Zuletzt bekamen die "Legalize"-Befürworter Unterstützung von ungeahnter Seite: Der Bund Deutscher Kriminalbeamter (BDK) forderte eine komplette Entkriminalisierung von Cannabis-Konsumenten. Denn meist würden nur diese erwischt - nicht aber die Drahtzieher des Handels.

"Die Prohibition von Cannabis ist historisch betrachtet willkürlich erfolgt und bis heute weder intelligent noch zielführend", sagte BDK-Chef André Schulz Anfang Februar der "Bild"-Zeitung. Er verwies auf die negativen Folgen der Repression wie offene Drogenszenen und Beschaffungskriminalität. Das Hauptproblem seien Alkohol und Tabak - Cannabis sei dagegen keine tödliche Droge.

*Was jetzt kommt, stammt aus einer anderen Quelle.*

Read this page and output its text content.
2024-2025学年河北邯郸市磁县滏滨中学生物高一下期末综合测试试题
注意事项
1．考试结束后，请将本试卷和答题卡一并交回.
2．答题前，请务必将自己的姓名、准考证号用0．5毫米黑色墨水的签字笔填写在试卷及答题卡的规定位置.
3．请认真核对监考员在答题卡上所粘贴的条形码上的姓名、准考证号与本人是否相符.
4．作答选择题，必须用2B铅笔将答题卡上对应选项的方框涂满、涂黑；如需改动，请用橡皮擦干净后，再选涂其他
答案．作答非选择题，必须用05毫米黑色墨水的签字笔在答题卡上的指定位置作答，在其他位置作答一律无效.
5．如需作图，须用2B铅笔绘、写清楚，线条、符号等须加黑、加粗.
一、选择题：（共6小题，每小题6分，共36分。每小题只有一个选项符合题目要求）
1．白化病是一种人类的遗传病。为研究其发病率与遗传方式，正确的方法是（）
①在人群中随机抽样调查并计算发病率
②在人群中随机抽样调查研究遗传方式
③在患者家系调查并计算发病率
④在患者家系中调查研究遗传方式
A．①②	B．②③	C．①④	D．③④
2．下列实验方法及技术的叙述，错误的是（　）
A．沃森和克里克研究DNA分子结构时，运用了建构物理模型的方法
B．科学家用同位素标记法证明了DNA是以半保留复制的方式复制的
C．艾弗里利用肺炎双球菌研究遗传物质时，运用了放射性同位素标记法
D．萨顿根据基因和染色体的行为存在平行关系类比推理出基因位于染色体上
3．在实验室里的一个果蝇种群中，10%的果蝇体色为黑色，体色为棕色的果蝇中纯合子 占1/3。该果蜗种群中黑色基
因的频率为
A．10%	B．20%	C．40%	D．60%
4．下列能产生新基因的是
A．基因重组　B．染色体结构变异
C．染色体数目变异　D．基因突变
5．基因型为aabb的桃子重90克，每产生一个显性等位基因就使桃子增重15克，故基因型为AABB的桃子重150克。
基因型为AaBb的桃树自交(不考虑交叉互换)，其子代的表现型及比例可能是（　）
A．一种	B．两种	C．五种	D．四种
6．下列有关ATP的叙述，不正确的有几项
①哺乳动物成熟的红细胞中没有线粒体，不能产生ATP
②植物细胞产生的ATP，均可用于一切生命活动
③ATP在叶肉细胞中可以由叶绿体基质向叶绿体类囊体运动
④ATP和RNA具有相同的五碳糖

Die schwarz-rote Bundesregierung hatte aber noch Ende 2017 deutlich gemacht, dass sie die Legalisierung weiterhin entschieden ablehne. Eine kürzlich veröffentlichte Studie habe die Risiken des Cannabis-Konsums zu Rauschzwecken erneut bestätigt, hieß es. Das Cannabis-Verbot diene dem Schutz der Gesundheit der Bevölkerung.

Das sehen viele der nun von Yougov Befragten ähnlich: Auf einer Skala von 0 (harmlos) bis 10 (gefährlich) entschieden sich 16 Prozent für die 10. Die Mehrheit (63 Prozent) verteilt sich auf den Bereich "eher gefährlich" von 5 bis 10.